PAGE 6
Our Dogs
by
RAB.
Of Rab I have little to say, indeed have little right to speak of him as one of “our dogs;” but nobody will be sorry to hear anything of that noble fellow. Ailie, the day or two after the operation, when she was well and cheery, spoke about him, and said she would tell me fine stories when I came out, as I promised to do, to see her at Howgate. I asked her how James came to get him. She told me that one day she saw James coming down from Leadburn with the cart; he had been away west, getting eggs and butter, cheese and hens for Edinburgh. She saw he was in some trouble, and on looking, there was what she thought a young calf being dragged, or, as she called it, “haurled,” at the back of the cart. James was in front, and when he came up, very warm and very angry, she saw that there was a huge young dog tied to the cart, struggling and pulling back with all his might, and as she said “lookin’ fearsom.” James, who was out of breath and temper, being past his time, explained to Ailie, that this “muckle brute o’ a whalp” had been worrying sheep, and terrifying everybody up at Sir George Montgomery’s at Macbie Hill, and that Sir George had ordered him to be hanged, which, however, was sooner said than done, as “the thief” showed his intentions of dying hard. James came up just as Sir George had sent for his gun; and as the dog had more than once shown a liking for him, he said he “wad gie him a chance;” and so he tied him to his cart. Young Rab, fearing some mischief, had been entering a series of protests all the way, and nearly strangling himself to spite James and Jess, besides giving Jess more than usual to do. “I wish I had let Sir George pit that charge into him, the thrawn brute,” said James. But Ailie had seen that in his foreleg there was a splinter of wood, which he had likely got when objecting to be hanged, and that he was miserably lame. So she got James to leave him with her, and go straight into Edinburgh. She gave him water, and by her woman’s wit got his lame paw under a door, so that he couldn’t suddenly get at her, then with a quick firm hand she plucked out the splinter, and put in an ample meal. She went in some time after, taking no notice of him, and he came limping up, and laid his great jaws in her lap; from that moment they were “chief,” as she said, James finding him mansuete and civil when he returned.

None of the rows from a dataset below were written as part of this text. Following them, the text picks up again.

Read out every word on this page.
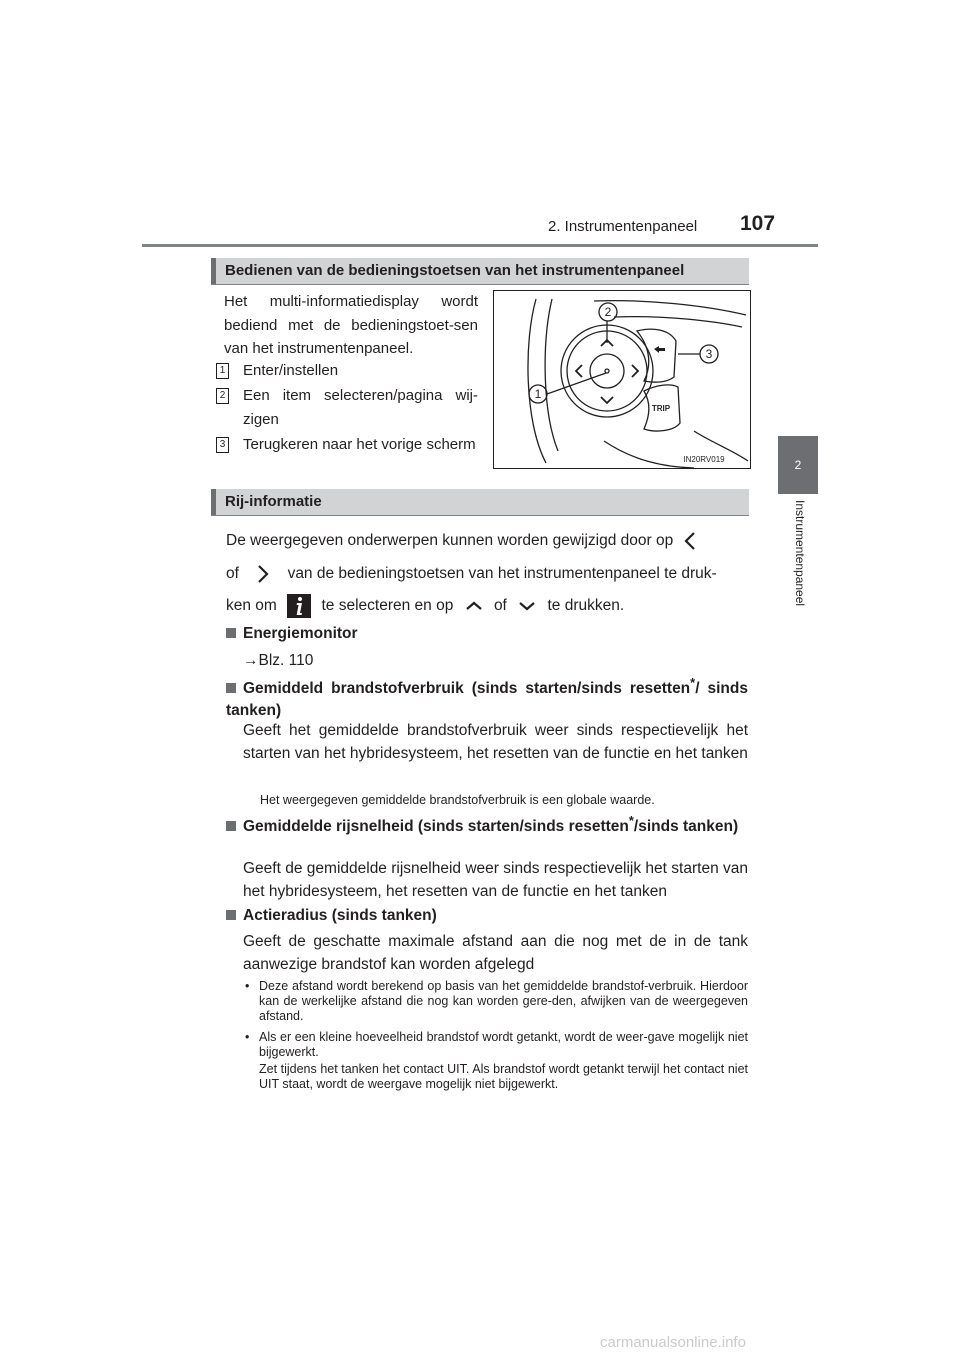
2. Instrumentenpaneel 107
2
Instrumentenpaneel
Bedienen van de bedieningstoetsen van het instrumentenpaneel
Het multi-informatiedisplay wordt bediend met de bedieningstoet-sen van het instrumentenpaneel.
1 Enter/instellen
2 Een item selecteren/pagina wij-zigen
3 Terugkeren naar het vorige scherm
2
1
3
TRIP
IN20RV019
Rij-informatie
De weergegeven onderwerpen kunnen worden gewijzigd door op
of	van de bedieningstoetsen van het instrumentenpaneel te druk-
ken om	te selecteren en op	of	te drukken.
Energiemonitor
→Blz. 110
Gemiddeld brandstofverbruik (sinds starten/sinds resetten*/ sinds tanken)
Geeft het gemiddelde brandstofverbruik weer sinds respectievelijk het starten van het hybridesysteem, het resetten van de functie en het tanken
Het weergegeven gemiddelde brandstofverbruik is een globale waarde.
Gemiddelde rijsnelheid (sinds starten/sinds resetten*/sinds tanken)
Geeft de gemiddelde rijsnelheid weer sinds respectievelijk het starten van het hybridesysteem, het resetten van de functie en het tanken
Actieradius (sinds tanken)
Geeft de geschatte maximale afstand aan die nog met de in de tank aanwezige brandstof kan worden afgelegd
• Deze afstand wordt berekend op basis van het gemiddelde brandstof-verbruik. Hierdoor kan de werkelijke afstand die nog kan worden gere-den, afwijken van de weergegeven afstand.
• Als er een kleine hoeveelheid brandstof wordt getankt, wordt de weer-gave mogelijk niet bijgewerkt.
Zet tijdens het tanken het contact UIT. Als brandstof wordt getankt terwijl het contact niet UIT staat, wordt de weergave mogelijk niet bijgewerkt.
carmanualsonline.info
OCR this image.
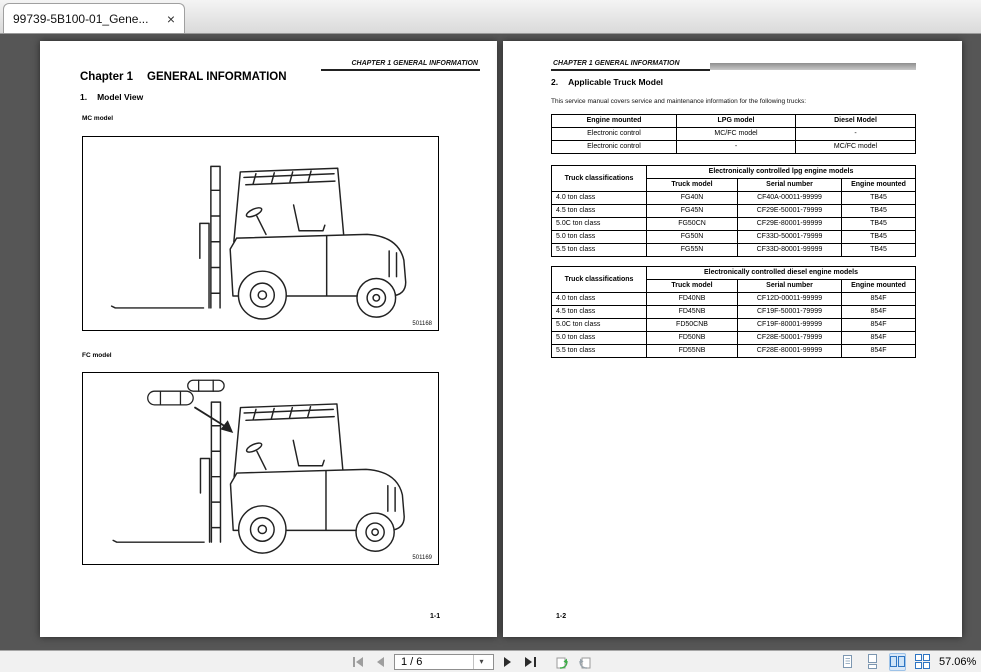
99739-5B100-01_Gene...	×
CHAPTER 1 GENERAL INFORMATION
Chapter 1 GENERAL INFORMATION
1. Model View
MC model
501168
FC model
501169
1-1
CHAPTER 1 GENERAL INFORMATION
2. Applicable Truck Model
This service manual covers service and maintenance information for the following trucks:
Engine mounted	LPG model	Diesel Model
Electronic control	MC/FC model	-
Electronic control	-	MC/FC model
Truck classifications	Electronically controlled lpg engine models		
	Truck model	Serial number	Engine mounted
4.0 ton class	FG40N	CF40A-00011-99999	TB45
4.5 ton class	FG45N	CF29E-50001-79999	TB45
5.0C ton class	FG50CN	CF29E-80001-99999	TB45
5.0 ton class	FG50N	CF33D-50001-79999	TB45
5.5 ton class	FG55N	CF33D-80001-99999	TB45
Truck classifications	Electronically controlled diesel engine models		
	Truck model	Serial number	Engine mounted
4.0 ton class	FD40NB	CF12D-00011-99999	854F
4.5 ton class	FD45NB	CF19F-50001-79999	854F
5.0C ton class	FD50CNB	CF19F-80001-99999	854F
5.0 ton class	FD50NB	CF28E-50001-79999	854F
5.5 ton class	FD55NB	CF28E-80001-99999	854F
1-2
1 / 6
▾	57.06%
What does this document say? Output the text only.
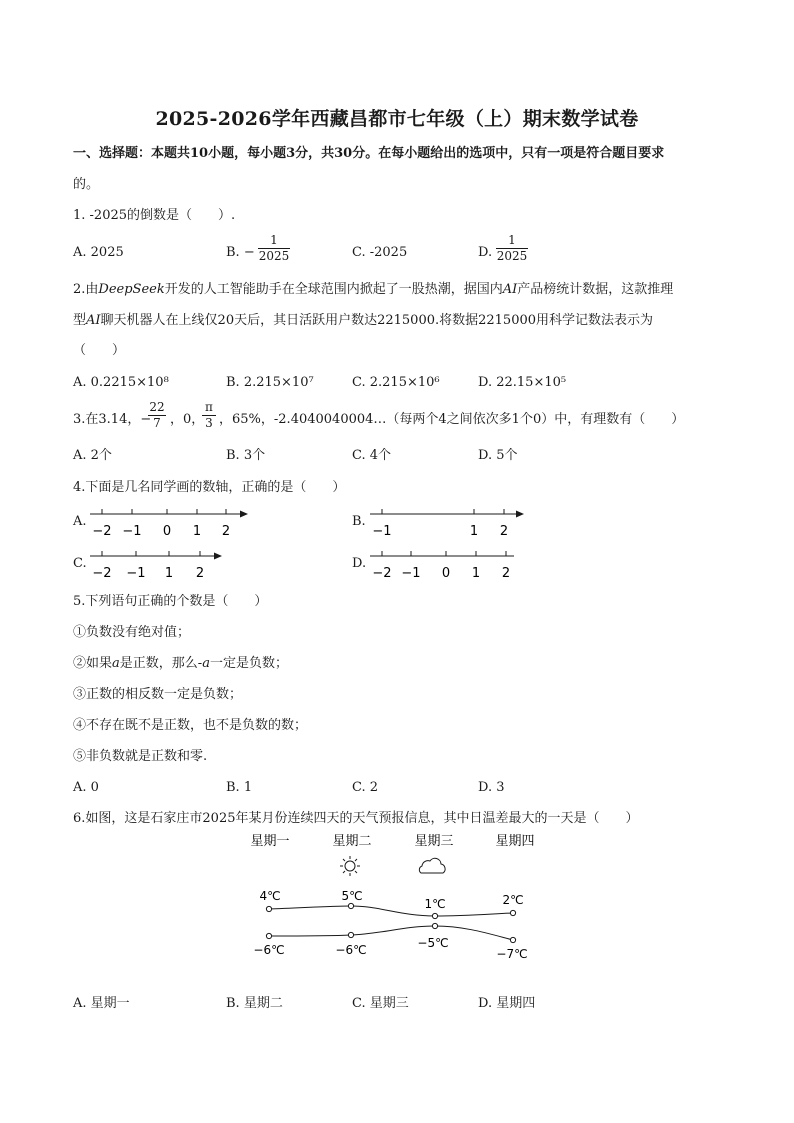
2025-2026学年西藏昌都市七年级（上）期末数学试卷
一、选择题：本题共10小题，每小题3分，共30分。在每小题给出的选项中，只有一项是符合题目要求
的。
1. -2025的倒数是（　　）.
A. 2025	B. −
1
2025	C. -2025	D.
1
2025
2.由DeepSeek开发的人工智能助手在全球范围内掀起了一股热潮，据国内AI产品榜统计数据，这款推理
型AI聊天机器人在上线仅20天后，其日活跃用户数达2215000.将数据2215000用科学记数法表示为
（　　）
A. 0.2215×10⁸	B. 2.215×10⁷	C. 2.215×10⁶	D. 22.15×10⁵
3.在3.14，−
22
7 ，0，
π
3 ，65%，-2.4040040004…（每两个4之间依次多1个0）中，有理数有（　　）
A. 2个	B. 3个	C. 4个	D. 5个
4.下面是几名同学画的数轴，正确的是（　　）
A.	B.
C.	D.
−2 −1 0 1 2	−1	1 2
−2 −1 1 2	−2 −1 0 1 2
5.下列语句正确的个数是（　　）
①负数没有绝对值；
②如果a是正数，那么-a一定是负数；
③正数的相反数一定是负数；
④不存在既不是正数，也不是负数的数；
⑤非负数就是正数和零.
A. 0	B. 1	C. 2	D. 3
6.如图，这是石家庄市2025年某月份连续四天的天气预报信息，其中日温差最大的一天是（　　）
星期一	星期二	星期三	星期四
4℃	5℃
1℃	2℃
−6℃	−6℃	−5℃
−7℃
A. 星期一	B. 星期二	C. 星期三	D. 星期四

She said it was Rab’s habit to make his appearance exactly half an hour before his master, trotting in full of importance, as if to say, “He’s all right, he’ll be here.” One morning James came without him. He had left Edinburgh very early, and in coming near Auchindinny, at a lonely part of the road, a man sprang out on him, and demanded his money. James, who was a cool hand, said, “Weel a weel, let me get it,” and stepping back, he said to Rab, “Speak till him, my man.” In an instant Rab was standing over him, threatening strangulation if he stirred. James pushed on, leaving Rab in charge; he looked back, and saw that every attempt to rise was summarily put down. As he was telling Ailie the story, up came Rab with that great swing of his. It turned out that the robber was a Howgate lad, the worthless son of a neighbor, and Rab knowing him had let him cheaply off; the only thing, which was seen by a man from a field, was, that before letting him rise, he quenched (pro tempore) the fire of the eyes of the ruffian, by a familiar Gulliverian application of Hydraulics, which I need not further particularize. James, who did not know the way to tell an untruth, or embellish anything, told me this as what he called “a fact positeevely.”